Even after the Federal Reserve’s launch of QE in late 2008, gold continued to outperform the liquidity-induced bull run in equities as the fear of excess liquidity eventually resulting in steep inflation kept the demand for the precious metal high. It is only after the third round of QE was announced that equities started outperforming gold in 2012, although gold was still trading firmer.
What seems to have changed the equation dramatically is what was popularly referred to as then-Fed chair Ben Bernanke’s May 2013 ‘taper tantrum’. In his testimony to Congress, Bernanke announced that the Fed would no longer be purchasing bonds and mass global panic ensued.

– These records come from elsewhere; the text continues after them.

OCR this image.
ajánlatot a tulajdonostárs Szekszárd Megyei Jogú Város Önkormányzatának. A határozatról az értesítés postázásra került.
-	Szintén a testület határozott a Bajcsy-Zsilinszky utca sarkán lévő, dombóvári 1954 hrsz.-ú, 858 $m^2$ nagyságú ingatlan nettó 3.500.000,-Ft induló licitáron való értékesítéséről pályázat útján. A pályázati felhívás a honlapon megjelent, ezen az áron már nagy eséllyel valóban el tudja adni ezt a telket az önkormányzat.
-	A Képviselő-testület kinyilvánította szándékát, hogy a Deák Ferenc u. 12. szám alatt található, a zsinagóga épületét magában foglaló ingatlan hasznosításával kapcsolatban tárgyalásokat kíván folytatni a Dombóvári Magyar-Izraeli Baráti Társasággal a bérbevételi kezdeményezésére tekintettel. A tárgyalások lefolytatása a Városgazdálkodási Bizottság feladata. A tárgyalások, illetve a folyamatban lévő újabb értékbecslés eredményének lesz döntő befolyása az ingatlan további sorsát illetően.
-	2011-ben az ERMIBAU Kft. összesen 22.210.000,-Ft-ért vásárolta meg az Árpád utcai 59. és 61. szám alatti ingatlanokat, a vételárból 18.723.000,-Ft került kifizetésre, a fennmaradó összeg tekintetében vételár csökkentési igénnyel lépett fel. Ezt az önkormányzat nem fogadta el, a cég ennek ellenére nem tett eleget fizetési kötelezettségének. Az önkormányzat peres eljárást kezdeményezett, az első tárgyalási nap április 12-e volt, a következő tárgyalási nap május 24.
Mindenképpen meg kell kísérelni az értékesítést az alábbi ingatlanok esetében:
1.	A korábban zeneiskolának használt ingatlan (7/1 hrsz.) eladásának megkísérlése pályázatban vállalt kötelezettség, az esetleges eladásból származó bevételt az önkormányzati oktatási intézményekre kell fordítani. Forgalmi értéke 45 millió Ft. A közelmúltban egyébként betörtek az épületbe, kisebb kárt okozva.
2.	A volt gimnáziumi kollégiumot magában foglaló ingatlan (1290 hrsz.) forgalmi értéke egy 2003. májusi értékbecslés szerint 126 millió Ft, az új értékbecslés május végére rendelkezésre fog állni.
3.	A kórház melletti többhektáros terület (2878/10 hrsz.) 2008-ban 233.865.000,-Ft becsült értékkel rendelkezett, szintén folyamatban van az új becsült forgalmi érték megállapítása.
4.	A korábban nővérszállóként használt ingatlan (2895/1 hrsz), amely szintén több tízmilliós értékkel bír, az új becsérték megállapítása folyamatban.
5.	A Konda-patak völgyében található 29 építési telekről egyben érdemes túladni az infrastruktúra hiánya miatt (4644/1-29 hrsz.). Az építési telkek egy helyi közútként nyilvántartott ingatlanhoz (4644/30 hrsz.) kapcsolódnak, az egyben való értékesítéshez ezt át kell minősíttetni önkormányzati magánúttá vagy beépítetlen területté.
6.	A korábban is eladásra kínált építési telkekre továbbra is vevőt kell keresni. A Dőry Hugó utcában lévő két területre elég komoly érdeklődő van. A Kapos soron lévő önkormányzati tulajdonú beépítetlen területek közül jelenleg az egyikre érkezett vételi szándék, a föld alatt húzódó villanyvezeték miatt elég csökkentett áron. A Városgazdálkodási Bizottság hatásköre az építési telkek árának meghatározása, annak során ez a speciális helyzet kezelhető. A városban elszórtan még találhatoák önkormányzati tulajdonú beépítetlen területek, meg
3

The Fed duly backtracked on the taper as it feared undoing the painfully accumulated economic recovery. Since then, the question of a ‘Fed put’ being around the corner on every sign of volatility has been met with resounding reassurances as central banks remained ultra-cautious, taking the tiniest of baby steps toward normalising monetary policy in the wake of the QE era. The latest flip-flop from the Powell Fed is just another instance of market moves dictating policy.
This systemic intervention into asset price equilibrium came in addition to the tame inflation seen through this QE cycle despite a remarkable recovery in the labour market, and even after the delayed uptick in wages. Given all this, the rising insignificance of the Phillips curve has been as much a conundrum for gold bulls as it has been for central bankers in recent years.
Even in countries where gold has historically worked well as a hedge against currency depreciation, its efficacy has been stunted since the 2013 taper reversal. Look at the XAUINR chart below, for instance: it has been bottled in range since its 2012 peak. At that time, USDINR was around 55 and has subsequently gone up more than 25%, while XAUINR hasn’t surpassed the 2012 peak until now.
Now, add the relative returns of the Indian NIFTY index during the same time period; the opportunity cost of holding Gold against Nifty has never been higher than over the past six years. Bear in mind that, for a majority of Indians, gold is a more structural investment than a mere anchor in a diversified portfolio.
Is Gold increasingly becoming a less relevant instrument for portfolio diversification? When the next big equity sell-off comes about, would holding Gold prove to be as rewarding a hedge as it proved to be in 2002 or 2008? As we saw in late 2018, it is possible for equities to correct 20% lower with QE very much on and inflation remaining low. So how much can Gold make up for larger portfolio losses in such a scenario?
As I was pondering over the relevance of Gold, I looked at preceding 5-year returns of SPX and Gold for every year since 1980 and it points to two things:
- Prolonged periods of disconnect between equities and Gold prices have a long enough precedence.
- Much of the divergence is explained by the massive differential return (SPX over Gold) of 57.88% in 2013.
In short, we can make a solid case for Gold’s reducing efficacy as a negative beta exposure. But much of it is explained by the extraordinary monetary policy dynamics of the current times than any change in fundamental nature of Gold as an investment. Staying away from Gold is understandable (not necessarily ideal), but betting against it is fraught with substantial asymmetric risk.